Échos dans l'art postérieur
Le traitement du corps déposé par Rubens ne resta pas confiné à Anvers. Les peintres romantiques du XIXe siècle, le plus célèbre étant Eugène Delacroix, étudièrent et copièrent directement des passages de la Descente, attirés par la manière dont Rubens laissait la couleur et le mouvement diagonal porter le poids émotionnel plutôt que de s'appuyer sur un contour soigné et statique. Delacroix est connu pour avoir admiré Rubens précisément pour cette volonté de sacrifier la retenue classique à une vérité viscérale et physique — une lignée qui va du retable anversois de Rubens jusqu'au romantisme français, puis vers les courants plus expressifs de la peinture religieuse du XIXe siècle. Le tableau a aussi longtemps servi de référence dans les académies d'art pour apprendre à composer une scène à plusieurs figures autour d'un unique mouvement unificateur plutôt que d'éparpiller l'action sur la toile, une leçon que l'on retrouve dans des descentes de croix et des pietàs bien au-delà de la Flandre.
Restauration et survie
Le triptyque a eu besoin d'une véritable intervention pour survivre intact. Il subit des dommages et fut dispersé durant les troubles de la période révolutionnaire française, lorsque les troupes de Napoléon retirèrent de nombreuses œuvres d'Anvers et d'autres villes occupées, et les panneaux ne furent rendus à la cathédrale qu'après 1815. Une grande campagne de restauration dans les années 1990 nettoya des siècles de saleté accumulée et de vernis jauni sur le panneau central, révélant des rapports de couleurs — la pâleur froide, presque bleutée, de la peau du Christ contre les rouges chauds des draperies environnantes — restés atténués pendant des générations. Cette restauration explique en partie pourquoi les visiteurs peuvent aujourd'hui encore voir aussi clairement le contraste que Rubens bâtit entre le corps éclairé au centre et les figures plus sombres qui peinent autour de lui, un contraste essentiel à la lecture de l'ensemble de la composition.

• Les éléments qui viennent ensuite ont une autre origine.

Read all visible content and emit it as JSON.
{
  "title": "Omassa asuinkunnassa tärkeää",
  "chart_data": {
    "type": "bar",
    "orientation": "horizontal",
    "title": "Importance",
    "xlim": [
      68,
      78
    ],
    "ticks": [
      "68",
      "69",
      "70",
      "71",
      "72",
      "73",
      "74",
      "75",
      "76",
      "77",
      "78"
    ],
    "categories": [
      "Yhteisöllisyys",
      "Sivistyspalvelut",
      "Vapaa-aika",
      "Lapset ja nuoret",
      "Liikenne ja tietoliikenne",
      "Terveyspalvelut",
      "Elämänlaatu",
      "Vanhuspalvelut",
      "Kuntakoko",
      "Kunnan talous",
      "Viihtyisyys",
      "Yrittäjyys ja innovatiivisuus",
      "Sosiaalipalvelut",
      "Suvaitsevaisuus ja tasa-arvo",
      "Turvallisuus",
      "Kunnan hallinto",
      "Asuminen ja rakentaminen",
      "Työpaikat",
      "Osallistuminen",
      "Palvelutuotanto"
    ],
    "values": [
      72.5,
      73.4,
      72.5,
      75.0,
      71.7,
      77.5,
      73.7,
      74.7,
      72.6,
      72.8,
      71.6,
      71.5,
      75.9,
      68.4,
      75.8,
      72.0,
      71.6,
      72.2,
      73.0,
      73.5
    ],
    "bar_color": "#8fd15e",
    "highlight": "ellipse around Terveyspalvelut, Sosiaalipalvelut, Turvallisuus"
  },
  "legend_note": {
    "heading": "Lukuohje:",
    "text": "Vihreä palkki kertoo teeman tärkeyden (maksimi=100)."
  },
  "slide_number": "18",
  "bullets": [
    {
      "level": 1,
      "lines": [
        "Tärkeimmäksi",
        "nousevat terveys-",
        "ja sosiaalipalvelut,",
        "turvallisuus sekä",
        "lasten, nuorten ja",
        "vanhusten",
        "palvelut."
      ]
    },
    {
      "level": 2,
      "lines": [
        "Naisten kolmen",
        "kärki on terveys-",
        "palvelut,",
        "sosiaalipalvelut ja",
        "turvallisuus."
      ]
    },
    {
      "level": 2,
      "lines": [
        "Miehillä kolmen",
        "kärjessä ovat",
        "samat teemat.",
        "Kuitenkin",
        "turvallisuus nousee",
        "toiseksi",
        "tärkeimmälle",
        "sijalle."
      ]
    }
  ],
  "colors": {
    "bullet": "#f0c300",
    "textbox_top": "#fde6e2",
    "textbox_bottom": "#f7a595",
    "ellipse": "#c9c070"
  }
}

Sa place aujourd'hui dans la cathédrale d'Anvers
Le triptyque demeure installé dans la cathédrale Notre-Dame d'Anvers, le même édifice pour lequel il fut peint il y a plus de quatre siècles, et il continue d'attirer des visiteurs venus spécifiquement étudier son traitement du poids, de la lumière et du deuil. Son influence se propagea à travers des générations de peintres baroques et ultérieurs qui étudièrent la manière dont Rubens rendait un corps humain pleinement convaincant dans un moment d'effort physique extrême, et elle demeure l'un des exemples les plus clairs qui nous soit parvenu de la façon dont l'exigence de la Contre-Réforme pour un art religieux émotionnellement direct et physiquement immédiat trouva son expression la plus complète non pas en Italie, mais dans une cathédrale des Pays-Bas.